Generating the CharProcs dictionary involves the extraction of the PostScript code from the various EPSF files. Moreover, we must be careful to avoid extracting comments and to delete the keyword showpage from the source code. Both, operations are getting done by making use of the regular expression facilities and operators that Perl provide. Apart from that we generation process is similar to the previous ones. First, we generate some standard code and then the PostScript code for each character. Please note, that after initial experimentation I have found that METAPOST generates a lot of strange setgray commands which actually confuse a PostScript interpreter, so the program eliminates all such commands.

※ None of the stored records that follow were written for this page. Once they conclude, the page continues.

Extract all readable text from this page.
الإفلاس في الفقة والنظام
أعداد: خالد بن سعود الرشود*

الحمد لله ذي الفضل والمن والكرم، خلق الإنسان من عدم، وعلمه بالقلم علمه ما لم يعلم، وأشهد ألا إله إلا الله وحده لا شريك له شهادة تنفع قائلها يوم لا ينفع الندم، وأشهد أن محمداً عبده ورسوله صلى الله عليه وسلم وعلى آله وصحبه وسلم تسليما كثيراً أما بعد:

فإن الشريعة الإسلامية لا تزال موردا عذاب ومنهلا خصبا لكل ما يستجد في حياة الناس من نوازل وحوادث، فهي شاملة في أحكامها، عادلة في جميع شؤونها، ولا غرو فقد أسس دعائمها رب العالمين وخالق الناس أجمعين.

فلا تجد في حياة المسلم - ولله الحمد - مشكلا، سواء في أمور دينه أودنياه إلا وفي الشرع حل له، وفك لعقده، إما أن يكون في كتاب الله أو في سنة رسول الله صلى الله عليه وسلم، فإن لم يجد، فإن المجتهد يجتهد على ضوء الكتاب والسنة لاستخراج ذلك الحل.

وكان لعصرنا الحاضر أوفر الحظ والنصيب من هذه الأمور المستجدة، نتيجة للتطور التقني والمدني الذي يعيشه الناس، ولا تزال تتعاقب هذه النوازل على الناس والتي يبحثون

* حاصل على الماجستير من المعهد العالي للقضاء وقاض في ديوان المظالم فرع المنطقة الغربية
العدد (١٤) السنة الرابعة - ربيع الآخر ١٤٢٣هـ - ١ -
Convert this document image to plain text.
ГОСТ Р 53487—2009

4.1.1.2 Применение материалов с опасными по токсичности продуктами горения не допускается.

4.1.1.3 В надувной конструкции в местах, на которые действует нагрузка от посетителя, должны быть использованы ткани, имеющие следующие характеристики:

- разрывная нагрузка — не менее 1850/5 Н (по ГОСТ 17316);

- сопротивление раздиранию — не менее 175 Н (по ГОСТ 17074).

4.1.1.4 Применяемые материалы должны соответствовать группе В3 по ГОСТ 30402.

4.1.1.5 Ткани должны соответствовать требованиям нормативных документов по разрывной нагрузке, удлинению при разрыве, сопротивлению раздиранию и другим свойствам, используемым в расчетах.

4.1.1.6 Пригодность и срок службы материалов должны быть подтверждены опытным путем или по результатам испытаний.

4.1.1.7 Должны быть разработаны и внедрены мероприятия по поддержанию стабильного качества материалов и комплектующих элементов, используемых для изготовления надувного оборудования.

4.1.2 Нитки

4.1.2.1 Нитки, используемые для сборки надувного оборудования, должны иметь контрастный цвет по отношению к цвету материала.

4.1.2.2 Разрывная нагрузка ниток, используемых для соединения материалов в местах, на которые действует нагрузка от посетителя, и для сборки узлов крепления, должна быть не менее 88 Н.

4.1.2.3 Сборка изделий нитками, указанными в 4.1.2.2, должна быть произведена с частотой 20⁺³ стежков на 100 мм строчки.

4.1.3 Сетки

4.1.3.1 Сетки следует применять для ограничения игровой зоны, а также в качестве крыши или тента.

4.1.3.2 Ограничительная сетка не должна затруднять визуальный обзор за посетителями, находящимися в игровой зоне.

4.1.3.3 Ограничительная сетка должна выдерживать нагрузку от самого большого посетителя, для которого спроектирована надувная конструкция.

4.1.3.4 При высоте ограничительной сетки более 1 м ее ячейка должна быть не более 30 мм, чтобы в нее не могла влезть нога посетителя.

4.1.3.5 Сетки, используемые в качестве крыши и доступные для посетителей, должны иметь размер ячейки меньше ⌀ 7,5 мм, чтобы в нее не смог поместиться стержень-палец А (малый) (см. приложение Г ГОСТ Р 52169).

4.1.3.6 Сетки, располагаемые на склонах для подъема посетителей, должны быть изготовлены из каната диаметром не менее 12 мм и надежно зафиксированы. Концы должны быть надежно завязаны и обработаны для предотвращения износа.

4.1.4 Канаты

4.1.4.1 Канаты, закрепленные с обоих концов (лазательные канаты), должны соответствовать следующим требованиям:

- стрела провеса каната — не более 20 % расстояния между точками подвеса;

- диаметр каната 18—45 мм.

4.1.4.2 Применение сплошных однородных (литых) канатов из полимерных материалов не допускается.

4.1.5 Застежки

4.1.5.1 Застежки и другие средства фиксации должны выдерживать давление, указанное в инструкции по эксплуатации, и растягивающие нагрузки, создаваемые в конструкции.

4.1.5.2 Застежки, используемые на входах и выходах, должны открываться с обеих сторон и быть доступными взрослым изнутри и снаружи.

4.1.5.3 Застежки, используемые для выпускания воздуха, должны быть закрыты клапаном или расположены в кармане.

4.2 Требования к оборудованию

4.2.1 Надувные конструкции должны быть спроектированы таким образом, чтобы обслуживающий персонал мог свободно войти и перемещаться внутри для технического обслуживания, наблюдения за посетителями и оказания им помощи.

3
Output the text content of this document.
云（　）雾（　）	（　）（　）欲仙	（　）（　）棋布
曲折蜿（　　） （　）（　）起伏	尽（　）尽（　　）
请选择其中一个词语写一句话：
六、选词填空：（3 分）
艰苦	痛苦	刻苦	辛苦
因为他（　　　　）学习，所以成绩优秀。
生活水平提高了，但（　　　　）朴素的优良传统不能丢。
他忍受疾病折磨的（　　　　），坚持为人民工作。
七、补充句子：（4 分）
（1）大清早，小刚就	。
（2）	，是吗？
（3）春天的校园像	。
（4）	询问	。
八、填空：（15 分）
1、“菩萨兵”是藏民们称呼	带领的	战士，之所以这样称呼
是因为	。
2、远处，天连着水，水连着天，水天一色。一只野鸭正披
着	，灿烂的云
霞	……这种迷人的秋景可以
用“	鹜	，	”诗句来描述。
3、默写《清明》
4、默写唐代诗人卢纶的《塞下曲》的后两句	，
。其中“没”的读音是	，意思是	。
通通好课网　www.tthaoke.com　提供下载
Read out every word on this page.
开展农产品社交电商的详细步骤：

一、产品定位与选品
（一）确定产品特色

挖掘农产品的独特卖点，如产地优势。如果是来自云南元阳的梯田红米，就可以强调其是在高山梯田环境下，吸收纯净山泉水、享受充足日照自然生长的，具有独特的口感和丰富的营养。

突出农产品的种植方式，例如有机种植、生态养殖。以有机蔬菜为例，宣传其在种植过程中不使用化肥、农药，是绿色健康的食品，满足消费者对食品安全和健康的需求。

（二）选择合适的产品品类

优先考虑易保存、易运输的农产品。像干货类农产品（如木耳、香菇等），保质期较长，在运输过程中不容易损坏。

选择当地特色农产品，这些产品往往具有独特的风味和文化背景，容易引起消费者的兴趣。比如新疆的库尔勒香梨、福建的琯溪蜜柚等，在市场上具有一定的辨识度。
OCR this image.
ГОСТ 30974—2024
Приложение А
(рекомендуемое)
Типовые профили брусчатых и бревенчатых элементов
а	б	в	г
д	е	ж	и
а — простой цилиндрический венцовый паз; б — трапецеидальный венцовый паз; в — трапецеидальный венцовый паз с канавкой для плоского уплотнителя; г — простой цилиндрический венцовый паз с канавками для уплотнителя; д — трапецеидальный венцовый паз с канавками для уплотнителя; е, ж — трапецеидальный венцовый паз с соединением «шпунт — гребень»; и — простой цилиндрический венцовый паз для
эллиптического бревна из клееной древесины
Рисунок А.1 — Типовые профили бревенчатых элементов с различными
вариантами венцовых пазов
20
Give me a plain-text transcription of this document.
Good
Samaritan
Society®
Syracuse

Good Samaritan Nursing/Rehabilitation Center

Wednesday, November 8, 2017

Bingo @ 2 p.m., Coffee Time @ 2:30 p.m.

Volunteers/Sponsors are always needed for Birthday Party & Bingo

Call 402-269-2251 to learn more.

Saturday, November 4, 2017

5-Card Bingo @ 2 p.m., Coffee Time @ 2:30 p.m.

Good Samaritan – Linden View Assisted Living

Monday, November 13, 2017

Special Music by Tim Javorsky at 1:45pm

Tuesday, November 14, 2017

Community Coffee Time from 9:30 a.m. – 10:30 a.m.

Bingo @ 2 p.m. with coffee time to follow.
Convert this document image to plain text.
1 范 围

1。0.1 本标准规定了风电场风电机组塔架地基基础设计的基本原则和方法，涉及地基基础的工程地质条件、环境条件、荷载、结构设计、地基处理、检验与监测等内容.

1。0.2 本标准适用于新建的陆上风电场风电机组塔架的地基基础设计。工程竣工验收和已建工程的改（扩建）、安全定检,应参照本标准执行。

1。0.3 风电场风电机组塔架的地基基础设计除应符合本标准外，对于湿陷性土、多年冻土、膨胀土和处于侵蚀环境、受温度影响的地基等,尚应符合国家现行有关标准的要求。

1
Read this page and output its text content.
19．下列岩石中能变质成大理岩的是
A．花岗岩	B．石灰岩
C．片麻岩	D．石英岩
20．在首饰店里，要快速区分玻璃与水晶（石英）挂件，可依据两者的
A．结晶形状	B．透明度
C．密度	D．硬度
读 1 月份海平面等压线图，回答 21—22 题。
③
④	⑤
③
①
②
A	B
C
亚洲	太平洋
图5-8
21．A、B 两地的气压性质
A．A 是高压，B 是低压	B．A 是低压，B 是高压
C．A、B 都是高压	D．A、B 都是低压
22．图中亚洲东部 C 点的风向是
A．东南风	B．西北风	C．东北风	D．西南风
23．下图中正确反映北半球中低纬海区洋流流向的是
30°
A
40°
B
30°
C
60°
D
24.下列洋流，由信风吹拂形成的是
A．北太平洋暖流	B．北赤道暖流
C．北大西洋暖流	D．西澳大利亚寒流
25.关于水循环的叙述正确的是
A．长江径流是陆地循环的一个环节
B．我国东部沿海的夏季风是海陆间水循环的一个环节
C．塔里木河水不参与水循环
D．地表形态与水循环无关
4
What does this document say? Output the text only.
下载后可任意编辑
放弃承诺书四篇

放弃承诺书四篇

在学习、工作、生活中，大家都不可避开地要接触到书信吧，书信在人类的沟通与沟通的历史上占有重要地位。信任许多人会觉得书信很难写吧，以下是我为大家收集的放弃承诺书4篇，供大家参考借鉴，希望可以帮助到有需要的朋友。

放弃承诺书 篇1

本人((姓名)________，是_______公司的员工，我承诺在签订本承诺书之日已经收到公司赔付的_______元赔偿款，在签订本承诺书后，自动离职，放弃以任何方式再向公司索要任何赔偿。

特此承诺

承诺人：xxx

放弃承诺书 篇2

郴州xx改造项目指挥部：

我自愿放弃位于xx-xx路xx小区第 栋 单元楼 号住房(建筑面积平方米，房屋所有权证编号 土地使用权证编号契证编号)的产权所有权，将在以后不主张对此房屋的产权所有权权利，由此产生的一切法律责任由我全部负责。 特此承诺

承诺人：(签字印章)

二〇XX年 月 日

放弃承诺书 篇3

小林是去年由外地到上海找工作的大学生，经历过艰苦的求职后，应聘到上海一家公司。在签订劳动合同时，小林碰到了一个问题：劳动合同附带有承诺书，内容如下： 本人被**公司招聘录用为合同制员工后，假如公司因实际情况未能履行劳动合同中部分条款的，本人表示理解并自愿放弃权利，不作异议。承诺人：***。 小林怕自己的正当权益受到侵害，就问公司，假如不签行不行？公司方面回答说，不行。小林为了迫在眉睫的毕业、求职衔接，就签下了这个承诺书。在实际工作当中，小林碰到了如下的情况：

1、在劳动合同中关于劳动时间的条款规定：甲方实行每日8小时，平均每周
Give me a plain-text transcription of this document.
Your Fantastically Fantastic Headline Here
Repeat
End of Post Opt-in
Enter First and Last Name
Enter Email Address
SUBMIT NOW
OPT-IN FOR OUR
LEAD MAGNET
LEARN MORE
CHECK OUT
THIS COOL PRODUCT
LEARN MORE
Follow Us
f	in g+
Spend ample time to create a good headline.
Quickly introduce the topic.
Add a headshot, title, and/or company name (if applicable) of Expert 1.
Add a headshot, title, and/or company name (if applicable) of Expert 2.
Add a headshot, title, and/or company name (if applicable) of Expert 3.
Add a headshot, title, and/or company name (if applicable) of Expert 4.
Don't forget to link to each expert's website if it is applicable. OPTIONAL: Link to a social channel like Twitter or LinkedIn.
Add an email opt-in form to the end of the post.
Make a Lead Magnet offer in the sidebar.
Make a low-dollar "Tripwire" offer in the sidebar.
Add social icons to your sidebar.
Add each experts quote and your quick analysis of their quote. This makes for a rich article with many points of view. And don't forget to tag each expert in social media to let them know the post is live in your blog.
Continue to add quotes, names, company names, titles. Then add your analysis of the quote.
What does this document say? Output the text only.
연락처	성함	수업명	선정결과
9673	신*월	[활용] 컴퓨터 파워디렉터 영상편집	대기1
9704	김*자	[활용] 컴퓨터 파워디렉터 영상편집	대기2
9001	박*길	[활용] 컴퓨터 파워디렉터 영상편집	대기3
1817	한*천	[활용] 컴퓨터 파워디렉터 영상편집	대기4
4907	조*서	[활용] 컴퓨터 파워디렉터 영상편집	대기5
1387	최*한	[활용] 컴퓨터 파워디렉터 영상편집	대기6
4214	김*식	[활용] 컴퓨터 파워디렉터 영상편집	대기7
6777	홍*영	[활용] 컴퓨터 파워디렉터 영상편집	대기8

<generate CharProcs dictionary>=
    print TYPE3 "/CharProcs $total_chars dict def\n";
    print TYPE3 "CharProcs begin\n";
    print TYPE3 "/.notdef { } def\n";
    for($i=0; $i<=256; $i++)
    {
      $_ = unpack("ai4", $BoundingBox[$i]);
      if ($_ eq "d")
      {
         open(CHAR, "$MFfile.$i")||
         die "Can't open file $MFfile.$i\n"; 
         $code = ""; #"100 100 scale\n";
         while (<CHAR>)
         {
            $code .= $_ if $_ !~ /^%/;
         }
         close CHAR;
         $code =~ s/showpage\n*//mg; #eliminate showpage
         $code =~ s/\d setgray//mg;  #eliminate setgray
         $code =~ s/(\d*)\.\d+/$1/mg; #chop decimal digits
         print TYPE3 $Encoding[$i], " { %\n";
         if ($eofill)
         {
            <Manipulate fills and newpaths> 
         }
         else
         {
            print TYPE3 $code;
         }
         print TYPE3 "} bind def\n";
      }
    }  
    print TYPE3 "end %CharProcs\n"; 

Used above.

In the eofill mode, we eliminate newpath calls and fill calls that are not following gsave. And in the end we call eofill.

<Manipulate fills and newpaths>=
$code =~ s/gsave fill/GSAVE FILL/mg;  # save for soon restore
$code =~ s/fill//mg;                  # eliminate fill
$code =~ s/newpath//mg;               # eliminate fill
$code =~ s/GSAVE FILL/gsave fill/mg;  # restore 
print TYPE3 $code, "eofill\n";

Used below.

Procedure BuildGlyph is very important as it defines the way PostScript will be able to use the font. The generated code is pretty standard.

<generate BuildGlyph procedure>=
 print TYPE3 <<BUILDGLYPH;
    /BuildGlyph {
         exch
         begin
             dup
             Metrics exch get % get x displacement
             0                % set y displacement
             2 index
             BoundingBoxes
             exch get aload pop
             setcachedevice
             CharProcs exch get
             exec
             fill
         end
    } def
    currentdict
end
/$MFfile exch definefont
pop
BUILDGLYPH
close TYPE3;

Used above.

Now that we are done we must free some space on our hard disks, unless of course the user has decided the opposite. In case we are allowed to free space, we remove all the EPSF files, the log file and the TFM file, leaving only the Type 3 font file.

<Delete unnecessary files>=
   if (!$nodel)
   {
      unlink @EPSFs;
      unlink "$MFfile.log", "$MFfile.tfm";
   }

Used above.

*

Acknowledgments


John Hobby (the creator of METAPOST) and Yotam Medini had helped me in the development phase and the debugging phase correspondingly. Many thanks to both of you!